Most associations establish a "due date" for assessments, whether paid monthly, quarterly, semi-annually, or annually. They may also establish a grace period that defines the "delinquency date". Any payments received after the delinquency date are assessed a late fee to offset the costs the association incurs in handling this account for collection of the monies due. The management company is NOT authorized to remove this fee; this is an authority given to the Board of Directors.
Therefore, any Owner having a late fee that would like consideration for removal MUST write a letter to the Board of Directors asking for consideration based on extenuating circumstances that should be defined in their letter. The letter should be sent to the Manager and will be addressed by the Board at the next meeting. The decision of the Board will be communicated back to the Owner following the meeting.
Question: What are the CC&R'S
Answer: The Covenants, Conditions and Restrictions (CC&R's) are the governing legal documents that set up the guidelines for the operation of the planned community as a non-profit corporation. The CC&R's were recorded by the County recorder's office of the County in which the property is located and are included in the title to your property. Failure to abide by the CC&R's may result in a fine to a homeowner by the Association. The governing legal documents for the association may be viewed online within the Resource Center page of this site.
Question: What are the Bylaws?
Answer: The Bylaws are the guidelines for the operation of the non-profit corporation. The Bylaws define the duties of the various offices of the Board of Directors, the terms of the Directors, the membership's voting rights, required meetings and notices of meetings, and the principal office of the Association, as well as other specific items that are necessary to run the Association as a business. The Bylaws for the association may be viewed online within the Resource Center page of this site.

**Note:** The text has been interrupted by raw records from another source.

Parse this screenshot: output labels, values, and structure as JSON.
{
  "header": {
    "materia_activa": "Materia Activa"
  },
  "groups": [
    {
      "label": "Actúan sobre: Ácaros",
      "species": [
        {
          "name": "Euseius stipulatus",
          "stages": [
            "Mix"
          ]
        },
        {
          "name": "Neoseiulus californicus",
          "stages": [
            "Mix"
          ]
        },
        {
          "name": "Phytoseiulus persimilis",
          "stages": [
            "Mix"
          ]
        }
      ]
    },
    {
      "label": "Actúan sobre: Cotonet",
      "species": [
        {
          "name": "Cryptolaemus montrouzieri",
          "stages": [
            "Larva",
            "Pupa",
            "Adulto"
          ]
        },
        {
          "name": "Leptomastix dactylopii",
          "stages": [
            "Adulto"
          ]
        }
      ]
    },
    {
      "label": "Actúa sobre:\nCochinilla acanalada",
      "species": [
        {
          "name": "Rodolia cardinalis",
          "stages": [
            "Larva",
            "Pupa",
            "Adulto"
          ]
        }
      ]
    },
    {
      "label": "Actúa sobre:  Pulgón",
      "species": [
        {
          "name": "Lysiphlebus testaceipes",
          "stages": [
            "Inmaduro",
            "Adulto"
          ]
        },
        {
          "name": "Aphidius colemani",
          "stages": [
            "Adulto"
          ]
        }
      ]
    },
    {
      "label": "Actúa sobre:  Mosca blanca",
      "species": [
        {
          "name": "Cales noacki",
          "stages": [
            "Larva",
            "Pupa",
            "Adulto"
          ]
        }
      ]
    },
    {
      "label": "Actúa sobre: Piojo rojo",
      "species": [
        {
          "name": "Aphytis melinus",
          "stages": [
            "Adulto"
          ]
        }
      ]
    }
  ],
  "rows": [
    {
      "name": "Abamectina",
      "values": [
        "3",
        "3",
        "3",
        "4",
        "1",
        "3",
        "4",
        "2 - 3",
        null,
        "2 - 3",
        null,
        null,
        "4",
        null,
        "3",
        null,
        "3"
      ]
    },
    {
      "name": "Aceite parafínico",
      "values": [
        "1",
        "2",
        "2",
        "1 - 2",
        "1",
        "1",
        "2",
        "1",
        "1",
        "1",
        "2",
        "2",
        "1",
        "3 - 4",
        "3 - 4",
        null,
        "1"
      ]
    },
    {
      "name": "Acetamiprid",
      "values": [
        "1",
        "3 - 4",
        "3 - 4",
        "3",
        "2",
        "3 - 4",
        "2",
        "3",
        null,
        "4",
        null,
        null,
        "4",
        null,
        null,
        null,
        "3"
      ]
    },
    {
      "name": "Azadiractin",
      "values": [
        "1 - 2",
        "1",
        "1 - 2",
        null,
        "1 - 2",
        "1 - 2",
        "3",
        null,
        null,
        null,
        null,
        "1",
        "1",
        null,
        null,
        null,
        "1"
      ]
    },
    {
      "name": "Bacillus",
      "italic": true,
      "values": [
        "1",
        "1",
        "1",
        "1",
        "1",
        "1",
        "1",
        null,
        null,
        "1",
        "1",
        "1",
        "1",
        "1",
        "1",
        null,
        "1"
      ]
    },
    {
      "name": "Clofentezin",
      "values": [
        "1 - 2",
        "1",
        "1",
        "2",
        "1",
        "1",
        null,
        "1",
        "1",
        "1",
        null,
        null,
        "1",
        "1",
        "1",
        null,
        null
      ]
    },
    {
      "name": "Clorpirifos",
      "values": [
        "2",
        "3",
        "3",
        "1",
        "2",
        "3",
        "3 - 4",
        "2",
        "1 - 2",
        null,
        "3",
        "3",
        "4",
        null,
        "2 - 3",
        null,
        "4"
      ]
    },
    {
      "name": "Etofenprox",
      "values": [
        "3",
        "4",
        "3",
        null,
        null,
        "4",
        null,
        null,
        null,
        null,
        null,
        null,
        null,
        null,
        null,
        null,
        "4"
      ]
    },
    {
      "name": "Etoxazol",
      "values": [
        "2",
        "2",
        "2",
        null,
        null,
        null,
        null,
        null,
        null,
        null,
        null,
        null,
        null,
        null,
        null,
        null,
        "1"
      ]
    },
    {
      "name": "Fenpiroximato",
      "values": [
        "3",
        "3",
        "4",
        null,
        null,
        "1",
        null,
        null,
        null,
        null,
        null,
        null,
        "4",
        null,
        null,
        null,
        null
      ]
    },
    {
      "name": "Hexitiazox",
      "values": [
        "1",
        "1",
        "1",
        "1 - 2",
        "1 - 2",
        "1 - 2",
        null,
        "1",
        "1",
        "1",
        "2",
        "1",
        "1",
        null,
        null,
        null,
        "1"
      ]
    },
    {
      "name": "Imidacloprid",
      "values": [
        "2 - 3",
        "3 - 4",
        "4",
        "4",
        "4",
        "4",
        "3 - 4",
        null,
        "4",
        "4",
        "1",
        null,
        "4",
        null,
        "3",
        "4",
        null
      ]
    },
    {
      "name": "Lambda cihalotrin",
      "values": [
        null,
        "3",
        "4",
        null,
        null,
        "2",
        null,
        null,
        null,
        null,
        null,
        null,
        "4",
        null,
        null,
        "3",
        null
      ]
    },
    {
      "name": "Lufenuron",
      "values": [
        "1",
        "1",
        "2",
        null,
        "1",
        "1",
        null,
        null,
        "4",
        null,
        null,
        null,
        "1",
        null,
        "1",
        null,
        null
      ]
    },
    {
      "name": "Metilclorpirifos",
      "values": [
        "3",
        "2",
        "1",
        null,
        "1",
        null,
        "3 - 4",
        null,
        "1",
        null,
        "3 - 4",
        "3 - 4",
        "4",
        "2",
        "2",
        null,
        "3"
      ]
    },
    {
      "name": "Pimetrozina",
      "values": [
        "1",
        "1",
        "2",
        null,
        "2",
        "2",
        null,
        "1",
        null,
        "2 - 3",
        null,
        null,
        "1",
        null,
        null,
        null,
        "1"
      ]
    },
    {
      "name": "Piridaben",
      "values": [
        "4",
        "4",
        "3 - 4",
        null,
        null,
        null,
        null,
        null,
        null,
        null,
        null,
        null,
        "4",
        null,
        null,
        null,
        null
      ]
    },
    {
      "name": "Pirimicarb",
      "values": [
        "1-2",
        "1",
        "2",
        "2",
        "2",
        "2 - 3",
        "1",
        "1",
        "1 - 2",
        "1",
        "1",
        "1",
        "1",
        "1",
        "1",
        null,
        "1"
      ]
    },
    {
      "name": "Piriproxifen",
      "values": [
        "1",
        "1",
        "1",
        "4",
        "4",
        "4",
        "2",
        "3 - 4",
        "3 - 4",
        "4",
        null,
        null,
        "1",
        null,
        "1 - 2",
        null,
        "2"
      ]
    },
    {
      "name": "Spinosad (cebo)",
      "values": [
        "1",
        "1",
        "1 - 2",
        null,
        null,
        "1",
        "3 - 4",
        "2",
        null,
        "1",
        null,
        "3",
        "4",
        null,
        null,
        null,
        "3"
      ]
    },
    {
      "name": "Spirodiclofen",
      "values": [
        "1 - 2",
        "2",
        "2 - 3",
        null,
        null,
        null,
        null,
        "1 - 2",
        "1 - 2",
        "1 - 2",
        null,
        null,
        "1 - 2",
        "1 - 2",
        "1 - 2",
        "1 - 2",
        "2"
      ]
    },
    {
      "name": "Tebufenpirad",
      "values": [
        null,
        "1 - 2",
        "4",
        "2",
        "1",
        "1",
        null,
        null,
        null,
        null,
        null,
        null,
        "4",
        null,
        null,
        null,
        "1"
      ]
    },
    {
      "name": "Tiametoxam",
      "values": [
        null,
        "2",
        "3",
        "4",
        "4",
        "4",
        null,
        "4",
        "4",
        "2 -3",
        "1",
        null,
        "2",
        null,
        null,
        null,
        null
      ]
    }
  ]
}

Quesion: What is the Board of Directors?
Answer: The Homeowner's Association again is a corporation and therefore a governing body that is required to oversee its business. The Board of Directors is elected by the homeowners, or as otherwise specified in the bylaws. The limitation and restrictions of the powers of the Board of Directors is outlined in the Association governing documents found within the Resource Center page of this site.
Question: How is the amount of my assessment determined?
Answer: The Department of Real Estate typically requires an initial budget from the developer for each community that a developer proposes to build. This budget is set upon specific guidelines for utilities, landscaping, administration, etc. Reserve funds are monies set aside for future expenses due to the life expectancy of certain items: lighting, street resurfacing, pool equipment, etc. These amounts are then divided by the number of units built in a given phase of the development. Subsequent budgets are developed by the Board of Directors and adjusted periodically to meet anticipated expenses.
Question: What happens if I don't pay my assessment?
Answer: The maintenance and management services incurred by the Association are dependent upon timely receipt of the assessments due from each homeowner. Late payments will result in a late charge as assessments are due on the first of the month. In addition, the CC&R's allows the Association to charge late charges and interest and proceed with a lien on your property, or foreclosure proceeding for nonpayment of assessments.